McAllister R M, Sansone J C, Laughlin M H
Department of Veterinary Biomedical Sciences, College of Veterinary Medicine, University of Missouri, Columbia 65211.
Am J Physiol. 1995 Jan;268(1 Pt 2):H330-5. doi: 10.1152/ajpheart.1995.268.1.H330.
Hyperthyroidism is associated with exercise intolerance. Previous research, however, has shown that cardiac output is either normal or enhanced during exercise in the hyperthyroid state. We therefore hypothesized that blood flow to working skeletal muscle is augmented in hyperthyroid animals during in vivo submaximal exercise and, consequently, that noncardiovascular factors are responsible for intolerance to exercise. To test this hypothesis, rats were made hyperthyroid (Hyper) over 6-12 wk with injections of triiodothyronine (300 micrograms/kg). Hyperthyroidism was evidenced by left ventricular hypertrophy [euthyroid (Eut), 2.12 +/- 0.05 mg/g body wt; Hyper, 2.78 +/- 0.06; P < 0.005], 25-60% increases in citrate synthase activities in Hyper hindlimb muscles over those of Eut rats, and higher preexercise heart rates (Eut, 415 +/- 18 beats/min; Hyper, 479 +/- 19; P < 0.025). Regional blood flows were determined by the radiolabeled microsphere method, preexercise, and at 1-2 min of treadmill running at 15 m/min (0% grade). Total hindlimb muscle blood flow preexercise was unaffected (Eut, 31 +/- 4 ml.min-1.(100) g-1, n = 11; Hyper, 40 +/- 6, n = 9; not significant) but was higher (P < 0.025) in Hyper (127 +/- 17, n = 9) compared with Eut (72 +/- 11, n = 9) during treadmill running. During exercise, flows to individual muscles and muscle sections were approximately 50-150% higher in Hyper compared with Eut rats. Visceral blood flows were largely similar between groups. These findings indicate that hyperthyroidism is associated with augmented blood flow to skeletal muscle during submaximal exercise. Thus hypoperfusion of skeletal muscle does not account for the poor exercise tolerance characteristic of hyperthyroidism.

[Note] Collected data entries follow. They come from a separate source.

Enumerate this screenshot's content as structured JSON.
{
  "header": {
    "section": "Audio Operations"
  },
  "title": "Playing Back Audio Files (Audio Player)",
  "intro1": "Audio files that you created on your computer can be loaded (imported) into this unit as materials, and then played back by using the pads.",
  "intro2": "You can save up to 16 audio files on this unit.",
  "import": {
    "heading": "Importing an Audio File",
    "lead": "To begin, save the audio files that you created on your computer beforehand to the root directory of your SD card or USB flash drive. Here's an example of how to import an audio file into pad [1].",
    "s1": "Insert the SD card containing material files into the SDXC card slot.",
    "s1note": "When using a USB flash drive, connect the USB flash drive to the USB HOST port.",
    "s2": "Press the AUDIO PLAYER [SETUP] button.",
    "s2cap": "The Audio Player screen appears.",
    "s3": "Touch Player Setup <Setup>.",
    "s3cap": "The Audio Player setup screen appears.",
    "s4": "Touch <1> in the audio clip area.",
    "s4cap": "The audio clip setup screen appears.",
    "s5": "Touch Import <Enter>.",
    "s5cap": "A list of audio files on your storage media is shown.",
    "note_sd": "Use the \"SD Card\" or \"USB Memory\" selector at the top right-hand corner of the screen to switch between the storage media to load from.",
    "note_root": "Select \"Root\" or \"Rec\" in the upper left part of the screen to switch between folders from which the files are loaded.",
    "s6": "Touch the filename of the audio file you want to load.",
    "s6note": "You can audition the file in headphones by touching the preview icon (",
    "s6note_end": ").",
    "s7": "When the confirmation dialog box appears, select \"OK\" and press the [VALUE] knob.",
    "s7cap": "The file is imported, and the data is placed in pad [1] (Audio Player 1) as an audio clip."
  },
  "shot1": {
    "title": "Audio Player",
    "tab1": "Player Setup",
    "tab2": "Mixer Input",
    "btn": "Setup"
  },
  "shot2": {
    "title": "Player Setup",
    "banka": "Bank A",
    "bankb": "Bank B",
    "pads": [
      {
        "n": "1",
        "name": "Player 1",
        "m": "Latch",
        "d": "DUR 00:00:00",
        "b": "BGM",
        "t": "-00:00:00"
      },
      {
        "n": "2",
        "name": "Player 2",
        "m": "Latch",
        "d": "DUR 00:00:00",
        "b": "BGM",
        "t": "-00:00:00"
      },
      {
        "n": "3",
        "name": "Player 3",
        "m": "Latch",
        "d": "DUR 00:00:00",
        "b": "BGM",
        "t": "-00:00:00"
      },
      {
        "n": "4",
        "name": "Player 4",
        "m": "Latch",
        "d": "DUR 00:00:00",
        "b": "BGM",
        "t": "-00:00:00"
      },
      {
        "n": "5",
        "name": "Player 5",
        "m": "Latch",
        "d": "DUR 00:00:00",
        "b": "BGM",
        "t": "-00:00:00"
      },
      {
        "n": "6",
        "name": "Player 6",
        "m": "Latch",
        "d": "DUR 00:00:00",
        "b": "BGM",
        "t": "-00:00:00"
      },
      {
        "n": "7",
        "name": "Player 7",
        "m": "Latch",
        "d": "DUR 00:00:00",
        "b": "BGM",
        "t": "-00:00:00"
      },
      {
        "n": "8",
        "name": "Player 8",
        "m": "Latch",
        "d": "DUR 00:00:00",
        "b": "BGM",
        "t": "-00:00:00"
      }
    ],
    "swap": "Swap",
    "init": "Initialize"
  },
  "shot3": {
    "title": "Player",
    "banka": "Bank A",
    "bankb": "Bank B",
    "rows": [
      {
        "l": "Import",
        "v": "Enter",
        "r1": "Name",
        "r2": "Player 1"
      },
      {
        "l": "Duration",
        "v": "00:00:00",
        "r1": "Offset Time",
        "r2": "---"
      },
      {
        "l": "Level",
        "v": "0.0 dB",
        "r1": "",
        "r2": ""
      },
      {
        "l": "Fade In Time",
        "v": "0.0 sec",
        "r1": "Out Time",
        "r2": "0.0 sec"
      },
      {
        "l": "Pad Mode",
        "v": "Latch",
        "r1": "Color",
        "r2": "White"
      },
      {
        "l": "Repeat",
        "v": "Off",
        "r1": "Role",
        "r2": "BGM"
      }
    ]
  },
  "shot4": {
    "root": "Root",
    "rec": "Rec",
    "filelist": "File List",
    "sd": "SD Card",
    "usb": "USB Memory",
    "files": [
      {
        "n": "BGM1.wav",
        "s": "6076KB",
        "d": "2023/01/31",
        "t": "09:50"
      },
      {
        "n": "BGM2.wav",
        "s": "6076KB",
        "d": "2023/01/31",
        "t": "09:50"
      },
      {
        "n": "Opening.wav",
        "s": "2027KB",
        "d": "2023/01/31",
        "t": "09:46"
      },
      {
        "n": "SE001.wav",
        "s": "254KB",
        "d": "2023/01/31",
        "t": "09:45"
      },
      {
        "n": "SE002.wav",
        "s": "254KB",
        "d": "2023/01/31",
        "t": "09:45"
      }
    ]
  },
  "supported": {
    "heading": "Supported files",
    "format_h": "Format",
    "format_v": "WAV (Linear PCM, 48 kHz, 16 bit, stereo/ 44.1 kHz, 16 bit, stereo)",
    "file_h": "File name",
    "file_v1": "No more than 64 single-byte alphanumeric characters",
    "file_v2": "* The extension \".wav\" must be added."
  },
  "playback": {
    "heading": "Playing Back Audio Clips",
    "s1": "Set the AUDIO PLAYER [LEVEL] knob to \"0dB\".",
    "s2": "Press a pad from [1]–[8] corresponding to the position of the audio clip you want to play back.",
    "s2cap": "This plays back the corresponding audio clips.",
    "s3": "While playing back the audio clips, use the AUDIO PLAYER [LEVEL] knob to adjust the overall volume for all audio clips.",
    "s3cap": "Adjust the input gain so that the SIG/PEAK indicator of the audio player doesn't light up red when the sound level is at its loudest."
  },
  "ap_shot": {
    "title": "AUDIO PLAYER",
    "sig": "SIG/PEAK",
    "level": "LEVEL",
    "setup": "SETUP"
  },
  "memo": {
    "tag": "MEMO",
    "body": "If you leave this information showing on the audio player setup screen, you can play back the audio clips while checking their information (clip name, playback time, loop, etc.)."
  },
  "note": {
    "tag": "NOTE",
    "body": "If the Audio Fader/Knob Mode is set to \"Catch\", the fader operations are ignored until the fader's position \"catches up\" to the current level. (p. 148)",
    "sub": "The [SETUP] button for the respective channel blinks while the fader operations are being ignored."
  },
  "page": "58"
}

甲状腺功能亢进与运动不耐受有关。然而,先前的研究表明,在甲状腺功能亢进状态下运动时心输出量正常或增加。因此,我们推测,在体内次最大运动期间,甲状腺功能亢进动物流向工作骨骼肌的血流量会增加,因此,非心血管因素是运动不耐受的原因。为了验证这一假设,通过注射三碘甲状腺原氨酸(300微克/千克)使大鼠在6 - 12周内甲状腺功能亢进(Hyper)。甲状腺功能亢进的证据包括左心室肥厚[正常甲状腺(Eut),2.12±0.05毫克/克体重;Hyper,2.78±0.06;P<0.005],Hyper后肢肌肉中的柠檬酸合酶活性比Eut大鼠高25 - 60%,以及运动前心率更高(Eut,415±18次/分钟;Hyper,479±19;P<0.025)。通过放射性微球法在运动前以及在跑步机上以15米/分钟(0%坡度)跑步1 - 2分钟时测定局部血流量。运动前总后肢肌肉血流量未受影响(Eut,31±4毫升·分钟-1·(100)克-1,n = 11;Hyper,40±6,n = 9;无显著差异),但在跑步机跑步期间,Hyper组(127±17,n = 9)比Eut组(72±11,n = 9)更高(P<0.025)。在运动期间,与Eut大鼠相比,Hyper大鼠流向各个肌肉和肌肉部分的血流量大约高50 - 150%。各组间内脏血流量基本相似。这些发现表明,甲状腺功能亢进与次最大运动期间骨骼肌血流量增加有关。因此,骨骼肌灌注不足并不能解释甲状腺功能亢进所特有的运动耐力差的问题。